The pandemic made things worse for many fishers due to the loss of markets. In a report to parliament last year, Minister Pearnel Charles Jr. said that the coronavirus (COVID-19) pandemic has caused disruption in fish production and value chains with the losses of local and overseas markets, and higher input costs, resulting in significant increases in operational expenses. An estimated USD23 million in losses was sustained in the fisheries sector during 2020 alone.
On the beach, some fish are doing anything they can to survive. Some are part-time boat builders/ repairmen, electricians, or even mechanics; Others now clean fish for buyers to make ends meet. And if the whispers are correct, many have turned to illegal fishing.
Complicating the issue is the fact that aside from regulated fisheries of conch and lobsters, Jamaica has no limit on the amount or size of fish that can be taken. There is almost no data available for analysis, and mesh and net sizes have more or less no effect on the harvesting of juvenile fish.

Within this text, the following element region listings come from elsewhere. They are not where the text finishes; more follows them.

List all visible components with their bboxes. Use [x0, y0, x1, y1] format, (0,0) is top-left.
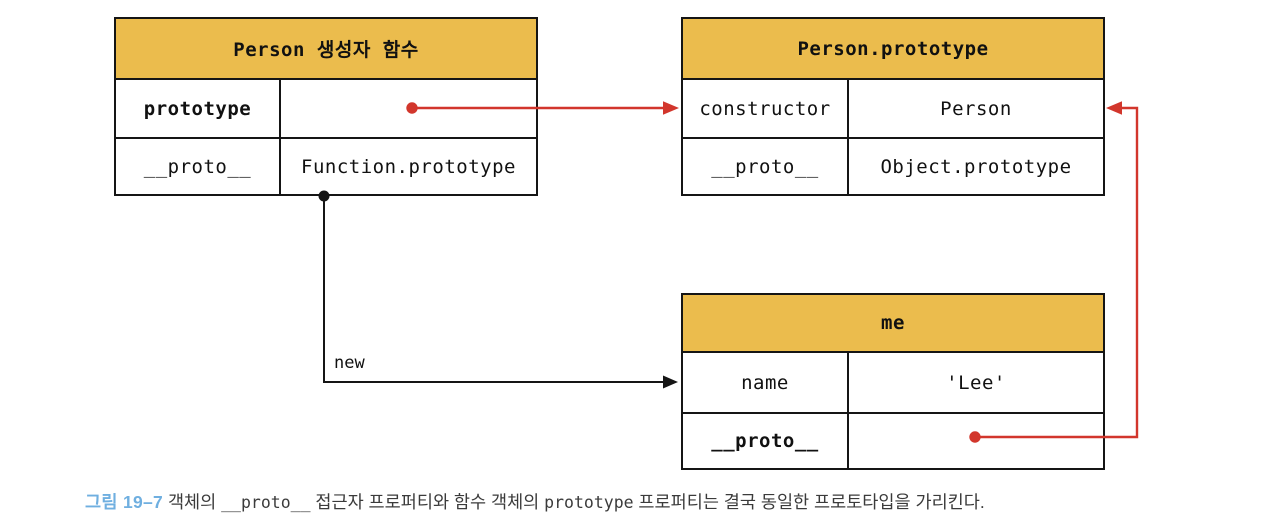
arrowhead-right-icon — [663, 101, 679, 115]
cell-proto-key: __proto__ — [683, 412, 849, 468]
cell-prototype-key: prototype — [116, 80, 281, 137]
cell-lee-value: 'Lee' — [946, 371, 1006, 394]
me-object-title: me — [683, 295, 1103, 353]
new-instance-arrow — [318, 190, 678, 389]
caption-figure-number: 그림 19–7 — [85, 492, 164, 512]
person-prototype-title: Person.prototype — [683, 19, 1103, 80]
caption-prototype-code: prototype — [544, 493, 634, 512]
cell-person-value: Person — [940, 97, 1012, 120]
figure-caption: 그림 19–7 객체의 __proto__ 접근자 프로퍼티와 함수 객체의 p… — [85, 489, 985, 514]
new-operator-label: new — [334, 353, 365, 373]
cell-proto-value — [849, 412, 1103, 468]
cell-proto-key: __proto__ — [116, 137, 281, 194]
caption-text: 객체의 — [163, 492, 222, 512]
cell-function-prototype-value: Function.prototype — [281, 137, 536, 194]
cell-constructor-key: constructor — [683, 80, 849, 137]
arrowhead-left-icon — [1106, 101, 1122, 115]
person-constructor-table: Person 생성자 함수 prototype __proto__ Functi… — [114, 17, 538, 196]
caption-text: 프로퍼티는 결국 동일한 프로토타입을 가리킨다. — [633, 492, 985, 512]
cell-prototype-value — [281, 80, 536, 137]
caption-proto-code: __proto__ — [221, 493, 311, 512]
cell-object-prototype-value: Object.prototype — [849, 137, 1103, 194]
arrowhead-right-icon — [663, 375, 678, 389]
person-constructor-title: Person 생성자 함수 — [116, 19, 536, 80]
person-prototype-table: Person.prototype constructor Person __pr… — [681, 17, 1105, 196]
caption-text: 접근자 프로퍼티와 함수 객체의 — [310, 492, 545, 512]
cell-proto-key: __proto__ — [683, 137, 849, 194]
me-object-table: me name 'Lee' __proto__ — [681, 293, 1105, 470]
cell-name-key: name — [683, 353, 849, 412]
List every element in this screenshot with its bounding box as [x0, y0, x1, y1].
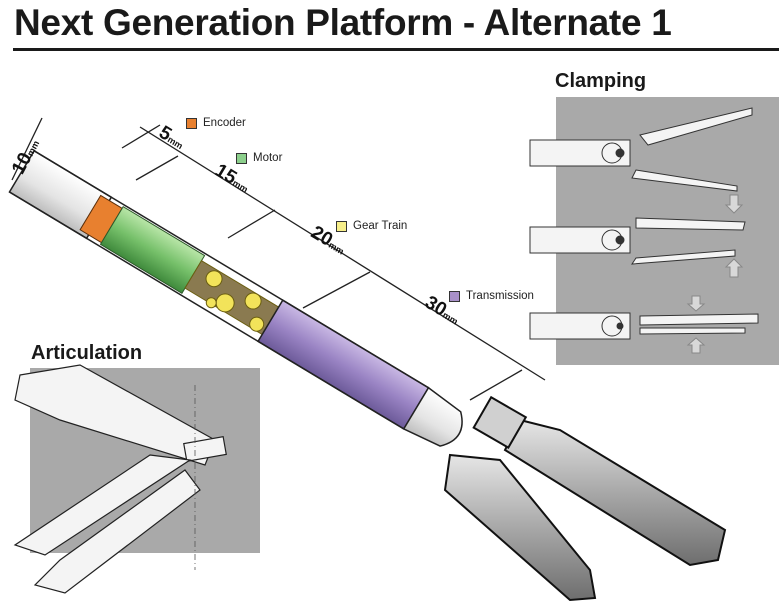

In keeping with commitments and international agreements, in 2018 the government unveiled a new Fisheries Act. It established the National Fisheries Authority to replace the Fisheries Division of the Ministry of Agriculture to strengthen the management and legislative framework of the sector. The act is expected to increase compliance in registration, increase opportunities for aquaculture and increase fines and prison terms for breaches.